Un terremoto di magnitudo 8.0 è avvenuto questa mattina, 8 settembre alle 6:49 italiane, al largo delle coste pacifiche del Messico. I dati ricevuti in tempo reale nella sala di monitoraggio sismico dell’Istituto Nazionale di Geofisica e Vulcanologia (INGV) hanno permesso di localizzare l’evento: epicentro in mare, vicino alla costa di Chiapas, Mexico, con coordinate geografiche (lat, lon) 15.13, -93.69 a una profondità di 72 km. Il terremoto si è verificato in una regione sismicamente molto attiva, dove i terremoti sono frequenti a causa dello scorrimento della placca oceanica di Cocos, sotto le placche del Nord America e dei Caraibi. I terremoti come quello odierno avvengono per il movimento della placca di Cocos che si inflette e scivola al di sotto della placca nordamericana e di quella caraibica. Gli epicentri in rosso rappresentano i terremoti più superficiali, mentre quelli in verde, che avvengono all’interno del Messico e del Guatemala, sono più profondi. A causa della elevata magnitudo e delle caratteristiche del terremoto, pochi minuti dopo l’evento è stato lanciata l’allerta tsunami per il Messico e per gli stati confinanti. In effetti sono state poi rilevate delle onde di tsunami alle stazioni mareografiche messicane.
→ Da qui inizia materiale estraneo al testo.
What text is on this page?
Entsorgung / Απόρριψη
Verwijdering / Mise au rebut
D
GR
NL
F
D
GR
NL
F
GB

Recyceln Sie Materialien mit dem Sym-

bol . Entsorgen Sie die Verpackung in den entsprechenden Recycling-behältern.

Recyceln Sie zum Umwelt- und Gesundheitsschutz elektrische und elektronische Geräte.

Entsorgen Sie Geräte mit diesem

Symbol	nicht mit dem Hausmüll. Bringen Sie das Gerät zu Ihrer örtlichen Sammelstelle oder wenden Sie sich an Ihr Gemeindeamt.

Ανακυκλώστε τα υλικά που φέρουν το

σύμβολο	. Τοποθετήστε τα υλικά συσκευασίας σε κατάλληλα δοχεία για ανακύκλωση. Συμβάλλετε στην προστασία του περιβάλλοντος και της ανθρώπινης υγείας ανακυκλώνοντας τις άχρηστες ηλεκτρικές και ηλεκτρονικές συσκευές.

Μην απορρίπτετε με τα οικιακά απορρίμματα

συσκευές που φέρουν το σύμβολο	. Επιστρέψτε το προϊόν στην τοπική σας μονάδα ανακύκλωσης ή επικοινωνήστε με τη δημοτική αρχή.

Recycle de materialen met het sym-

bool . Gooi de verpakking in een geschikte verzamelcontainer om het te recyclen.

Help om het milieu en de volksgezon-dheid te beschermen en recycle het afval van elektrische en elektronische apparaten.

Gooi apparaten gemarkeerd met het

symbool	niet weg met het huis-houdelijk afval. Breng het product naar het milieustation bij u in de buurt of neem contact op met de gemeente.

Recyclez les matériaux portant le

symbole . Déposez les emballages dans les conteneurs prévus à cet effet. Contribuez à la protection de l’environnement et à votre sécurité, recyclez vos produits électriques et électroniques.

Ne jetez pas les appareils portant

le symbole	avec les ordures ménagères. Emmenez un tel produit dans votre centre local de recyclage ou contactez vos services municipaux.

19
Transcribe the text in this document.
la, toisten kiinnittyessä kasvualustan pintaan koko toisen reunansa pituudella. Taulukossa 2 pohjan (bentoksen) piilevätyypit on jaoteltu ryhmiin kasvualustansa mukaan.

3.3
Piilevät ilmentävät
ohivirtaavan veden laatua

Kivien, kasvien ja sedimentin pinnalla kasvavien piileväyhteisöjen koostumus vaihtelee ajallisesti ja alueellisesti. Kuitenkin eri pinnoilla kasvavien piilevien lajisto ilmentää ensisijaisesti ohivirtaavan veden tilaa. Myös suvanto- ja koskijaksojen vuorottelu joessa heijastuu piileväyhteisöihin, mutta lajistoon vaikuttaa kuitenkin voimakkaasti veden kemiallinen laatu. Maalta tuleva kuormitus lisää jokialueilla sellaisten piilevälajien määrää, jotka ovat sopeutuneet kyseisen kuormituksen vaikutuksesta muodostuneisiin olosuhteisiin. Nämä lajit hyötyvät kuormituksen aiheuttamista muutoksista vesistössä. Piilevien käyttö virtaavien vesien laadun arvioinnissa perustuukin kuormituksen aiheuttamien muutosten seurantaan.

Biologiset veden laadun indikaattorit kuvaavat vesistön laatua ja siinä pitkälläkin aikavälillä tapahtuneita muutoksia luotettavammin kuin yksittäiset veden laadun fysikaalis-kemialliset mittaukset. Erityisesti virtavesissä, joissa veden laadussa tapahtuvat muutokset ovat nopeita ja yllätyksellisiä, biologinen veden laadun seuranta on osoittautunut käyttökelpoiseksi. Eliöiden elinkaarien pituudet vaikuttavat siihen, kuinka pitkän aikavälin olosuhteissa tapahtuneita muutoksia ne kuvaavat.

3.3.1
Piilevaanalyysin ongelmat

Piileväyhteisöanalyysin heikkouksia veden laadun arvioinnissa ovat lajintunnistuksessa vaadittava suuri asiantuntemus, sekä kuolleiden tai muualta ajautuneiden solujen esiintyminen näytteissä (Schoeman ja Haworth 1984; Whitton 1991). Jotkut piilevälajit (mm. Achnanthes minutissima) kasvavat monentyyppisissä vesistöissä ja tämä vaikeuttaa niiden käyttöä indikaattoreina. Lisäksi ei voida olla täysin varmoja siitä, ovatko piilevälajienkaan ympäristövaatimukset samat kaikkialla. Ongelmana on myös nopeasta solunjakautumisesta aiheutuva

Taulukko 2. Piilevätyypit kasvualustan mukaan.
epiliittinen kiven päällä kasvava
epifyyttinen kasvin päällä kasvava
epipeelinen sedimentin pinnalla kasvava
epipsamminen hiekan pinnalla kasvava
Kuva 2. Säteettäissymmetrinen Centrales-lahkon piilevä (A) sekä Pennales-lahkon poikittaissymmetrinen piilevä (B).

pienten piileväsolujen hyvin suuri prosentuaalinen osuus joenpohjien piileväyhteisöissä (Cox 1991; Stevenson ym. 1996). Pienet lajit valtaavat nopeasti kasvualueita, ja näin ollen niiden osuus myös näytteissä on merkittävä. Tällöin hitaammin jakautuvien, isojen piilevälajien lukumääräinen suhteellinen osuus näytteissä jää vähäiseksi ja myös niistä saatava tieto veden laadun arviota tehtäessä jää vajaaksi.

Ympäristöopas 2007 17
La figura sotto mostra le oscillazioni del livello del mare misurato dal mareografo di Salina Cruz, dove si sono rilevate variazioni di circa 1 metro rispetto al livello medio del mare. L’onda lunga è dovuta alla marea. Si può notare l’arrivo dell’onda di tsunami intorno alle ore 05:15 con un periodo dell’onda di circa 35 minuti. L’oscillazione di lungo periodo ben visibile prima dell’arrivo dello tsunami è dovuta alla marea. Il Centro Allerta Tsunami (CAT) dell’INGV, responsabile per il monitoraggio degli tsunami sismo-indotti nel Mediterraneo, analizza i dati sismici e del livello del mare in tutto il mondo. Pur non inviando le relative allerte agli organismi internazionali per eventi fuori dalla regione mediterranea, effettua ugualmente le analisi a scala globale a scopo di esercitazione.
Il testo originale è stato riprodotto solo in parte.